Edward parut réfléchir.

– A vrai dire, non. Je suis même flatté de cette attention. Mais ce serait plutôt à toi d'avoir cette réaction puisque l'auteur de la photo qui te représente est assis en ce moment sur ce lit, m'apprit-il.

Décrochage de mâchoire. Je ne m'attendais pas à ce qu'il avoue aussi facilement.

– Je le savais déjà, marmonnais-je en détournant son regard trop intense qui cherchait chez moi une certaine approbation.

– Ce sont les photos dans la chambre d'internat qui t'ont mis sur la voie ? demanda-t-il, réellement curieux.

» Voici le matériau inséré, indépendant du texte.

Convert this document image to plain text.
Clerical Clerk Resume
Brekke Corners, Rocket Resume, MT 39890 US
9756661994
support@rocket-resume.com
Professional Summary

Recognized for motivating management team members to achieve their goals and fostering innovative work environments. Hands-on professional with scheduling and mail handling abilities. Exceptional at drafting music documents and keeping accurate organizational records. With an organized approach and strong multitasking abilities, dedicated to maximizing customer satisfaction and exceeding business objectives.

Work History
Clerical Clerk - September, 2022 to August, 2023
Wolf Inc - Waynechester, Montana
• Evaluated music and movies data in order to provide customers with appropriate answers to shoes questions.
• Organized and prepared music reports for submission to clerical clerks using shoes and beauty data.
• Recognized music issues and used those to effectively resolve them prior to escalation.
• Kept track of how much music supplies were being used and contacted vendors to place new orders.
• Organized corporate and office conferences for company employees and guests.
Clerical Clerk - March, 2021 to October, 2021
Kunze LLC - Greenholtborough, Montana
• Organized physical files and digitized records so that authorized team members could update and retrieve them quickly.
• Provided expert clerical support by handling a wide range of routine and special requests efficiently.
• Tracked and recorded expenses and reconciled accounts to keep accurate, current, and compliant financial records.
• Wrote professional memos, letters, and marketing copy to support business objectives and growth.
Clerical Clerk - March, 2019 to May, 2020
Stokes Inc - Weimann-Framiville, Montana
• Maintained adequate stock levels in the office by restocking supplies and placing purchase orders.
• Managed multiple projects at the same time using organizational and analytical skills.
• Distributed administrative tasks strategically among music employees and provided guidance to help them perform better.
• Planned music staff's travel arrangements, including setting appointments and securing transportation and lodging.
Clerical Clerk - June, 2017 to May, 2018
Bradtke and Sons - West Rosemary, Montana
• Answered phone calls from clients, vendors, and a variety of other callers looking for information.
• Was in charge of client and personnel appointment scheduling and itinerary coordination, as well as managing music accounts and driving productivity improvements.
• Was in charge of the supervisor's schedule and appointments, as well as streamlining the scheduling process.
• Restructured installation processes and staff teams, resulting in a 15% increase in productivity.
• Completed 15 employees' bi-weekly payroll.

– Pas vraiment. Quand je suis allée dormir chez toi parce que ta sœur nous avait invitées Rosalie et moi, nous sommes allées dans ta chambre. Alice fouillait dans ton étagère pour trouver un certain disque et … elle est tombée sur les négatifs de la photo, terminais-je.

– Et toi, me prends-tu pour un voyeur ?

– Je réfléchie très sérieusement à cette question, fis-je en prenant un air pensif, juste pour l'embêter.

Je me levai du lit à regret et allai me poster à la fenêtre de la chambre. La pluie était encore forte et le ciel s'obscurcirait de seconde en seconde. Je regardais le cadran lumineux de mon réveil. Six heures. Edward comprit ma remarque silencieuse et se leva à son tour, attrapant sa veste grise posée sur la chaise de mon bureau. Il me laissa passer devant et nous descendîmes les escaliers. Arrivés devant la porte d'entrée, nous soupirâmes tous deux : il était l'heure de nous quitter, Charlie n'allait pas tarder à rentrer.

Edward ne faisait aucune réflexion mais je savais que le non-dit lui pesait. D'un côté je me sentais coupable. Mais Charlie me voyait encore comme sa petite fille, la petite Bella qui tombait dans les escaliers et qui l'accompagnait le dimanche à la pêche. Il ne m'avait pas vu grandir. Pour lui, j'étais passé d'une gamine à une presque adulte. Un sacré changement. Et j'arrivais chez lui, à la fin de l'adolescence. L'adaptation avait dû être dure pour lui, je n'en doutais pas une seule seconde. Peut-être même qu'elle n'était pas achevée.

Et comme si cela n'était pas assez difficile à gérer pour lui, voilà qu'il allait connaître les joies du premier petit ami de sa fille. Panique à bord. Comment voulez-vous qu'il laisse un autre homme que lui approcher sa petite fille ? Charlie ne mordait pas – du moins, je l'espérais – mais il n'allait certainement pas être enchanté par le fait que je laisse quelqu'un entrer dans ma vie. Il allait jouer le rôle du père hyper protecteur à fond, à n'en pas douter.

Je me hissais sur la pointe des pieds et posais mes mains sur le torse d'Edward pour l'embrasser. Il referma doucement la porte et courut sous la pluie battante pour rejoindre sa voiture garée un pâté de maisons plus loin. Précaution supplémentaire, juste au cas où.

Je soupirais, seule dans l'entrée. C'était complètement débile, cette folie des premiers amours. Nous allions nous revoir le lendemain, mais il allait me manquer. Avec un peu de chance, son odeur se serait imprégnée dans les draps du lit sur lequel il s'était allongé. Si seulement il y avait un moyen pour qu'il puisse dormir, ne serait-ce qu'une seule nuit à mes côtés … Je ne sais pas, passer par la fenêtre ? Je mis cette idée au placard. Je n'avais surtout pas envie qu'Edward se rompe le cou en escalant la façade de la maison …

Je remontais rapidement à l'étage et rabattais la couette sur mon lit. Inutile que mon père s'imagine des choses s'il venait à passer par hasard dans ma chambre. Je venais juste de finir de ranger mes livres dans mon étagère quand Charlie rentra. Je l'entendis bougonner tout en se débarrassant de ses affaires dans le vestibule.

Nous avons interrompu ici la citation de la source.